Dizem os sábios que, a depender de quem a empunha, a lei bem corta pros dois lados. Assim, lâmina de lei precisa de pedra hermenêutica que a amole. Pois se gasta. E juiz, quando empunha a lei e a pedra, deve descer do Olimpo e situar o aço da decisão na realidade do caso e o caso no contexto habitado. Lei deve ser límpida, não pode ser descaso. E decisão de juiz, em sentido estrito, é lei também. Isso lhe é dado. Pois então, precisa, um juiz consciente, de povo que bem o apoquente com a realidade, para que acerte a lei, a pedra, a lâmina. E o lado.
Infringente o embargo, porque contrários votos houve. Não esconde, o concílio de advogados, a esperteza de tentar infringir a decisão com a faca desse embargo. Só pra alcançar a tibieza de um tribunal de absolvições já engravidado, pois quem nomeou os dois que podem mudar o resultado foi justamente quem no banco dos réus se viu sentado! Não duvidemos que todo o que ali foi nomeado, em palácio, previamente, foi bem sabatinado.

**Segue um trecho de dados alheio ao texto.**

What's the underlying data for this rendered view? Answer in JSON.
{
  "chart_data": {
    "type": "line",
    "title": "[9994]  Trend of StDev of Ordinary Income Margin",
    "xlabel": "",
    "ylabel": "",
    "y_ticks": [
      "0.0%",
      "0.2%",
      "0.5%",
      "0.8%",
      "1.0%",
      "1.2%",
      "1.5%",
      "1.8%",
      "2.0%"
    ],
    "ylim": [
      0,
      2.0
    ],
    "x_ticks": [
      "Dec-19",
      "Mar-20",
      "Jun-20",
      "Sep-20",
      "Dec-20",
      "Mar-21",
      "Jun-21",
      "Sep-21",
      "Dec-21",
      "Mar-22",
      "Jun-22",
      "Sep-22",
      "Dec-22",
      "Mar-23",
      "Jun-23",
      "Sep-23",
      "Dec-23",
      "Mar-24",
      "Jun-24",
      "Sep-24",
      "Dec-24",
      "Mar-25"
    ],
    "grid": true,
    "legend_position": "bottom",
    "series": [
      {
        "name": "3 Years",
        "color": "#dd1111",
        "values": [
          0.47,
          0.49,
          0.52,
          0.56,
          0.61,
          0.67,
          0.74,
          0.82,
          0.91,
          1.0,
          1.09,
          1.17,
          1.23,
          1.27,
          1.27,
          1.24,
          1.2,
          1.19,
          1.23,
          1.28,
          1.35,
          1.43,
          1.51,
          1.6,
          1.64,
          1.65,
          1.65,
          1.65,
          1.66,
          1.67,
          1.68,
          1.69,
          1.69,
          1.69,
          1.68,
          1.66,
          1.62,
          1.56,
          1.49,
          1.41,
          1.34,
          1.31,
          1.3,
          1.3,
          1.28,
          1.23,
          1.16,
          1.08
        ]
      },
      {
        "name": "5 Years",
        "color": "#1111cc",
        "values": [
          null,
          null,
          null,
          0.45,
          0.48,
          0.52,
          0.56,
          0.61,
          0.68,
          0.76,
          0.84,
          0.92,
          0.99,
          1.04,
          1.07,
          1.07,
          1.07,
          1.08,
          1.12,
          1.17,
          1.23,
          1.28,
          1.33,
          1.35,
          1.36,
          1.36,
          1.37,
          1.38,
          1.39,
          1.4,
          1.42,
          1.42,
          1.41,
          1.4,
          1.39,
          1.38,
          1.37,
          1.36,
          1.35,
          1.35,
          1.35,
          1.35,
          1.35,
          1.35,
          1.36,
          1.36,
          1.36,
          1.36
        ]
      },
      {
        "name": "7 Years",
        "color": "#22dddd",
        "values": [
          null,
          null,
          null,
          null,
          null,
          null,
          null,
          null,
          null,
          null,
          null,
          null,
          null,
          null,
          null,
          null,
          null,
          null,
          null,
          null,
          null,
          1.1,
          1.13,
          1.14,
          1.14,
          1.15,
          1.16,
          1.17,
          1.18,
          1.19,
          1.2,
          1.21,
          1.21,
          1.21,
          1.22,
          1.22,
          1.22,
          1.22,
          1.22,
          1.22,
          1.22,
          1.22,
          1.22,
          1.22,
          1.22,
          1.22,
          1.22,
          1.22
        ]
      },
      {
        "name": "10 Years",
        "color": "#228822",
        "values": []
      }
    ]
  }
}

Antes, houve votos de ministro que pareciam fúrias de advogado de réu desesperado. Pelo poder nomeados, um dia, em prol de quem ocupa o poder, um dia litigaram. Pelo menos dois dos eminentes magistrados. Lewandovsky e Toffoli. Natural que tenham rogado ao governo melhor amparo. No Congresso, esse bicho ajoelhado, sabatina mansa de Senado, sempre leva à toga maior, qualquer que seja o indicado. Seja jurista de conceito, seja magro poste, o apresentado.
Sou miúdo de compreensão para alcançar todas as implicações que pode ter a reversão de um julgado assim. Mas compreendo que, se algo de legítimo houve nas ruas berrantes de junho, insatisfação era seu nome. Saco cheio da revolta do povo esgotado. O Supremo, sem que, a meu ver, a tanto assim tenha se capacitado, surgiu na treva, vela acesa, e reluziu a lâmina da aurora sobre o céu da Mãe Gentil. Imperfeita, a esperança, mas de hombridade a chama, se esperava. Não. O julgamento se reabre. Lamentável. Volta a nós a sensação de, como assim, como é que pode, quem diria... Está aí, redivivo, o monstro, essa hidra, a impunidade.
Pobre Celso de Mello. Pagas de ser decano, experiente. Tinha que decidir como segurar a espada em cuja lâmina rebrilhava o sol. Escolheu, como fazem tantos magistrados, tapar os olhos com a peneira, e escolheu a saída técnica que deu a poderosos condenados a saída técnica que será negada ao ladrão de galos, porque, a ladrão de sabonetes, saída técnica inexiste, a pretos pobres sem Supremo, suprema a injustiça, desembargada, a injustiça que os condena. Celso de Mello levou pela mão o país. E o deixou nos portais do túnel da descrença, essa doença, de matar democracias e perpetuar desigualdades.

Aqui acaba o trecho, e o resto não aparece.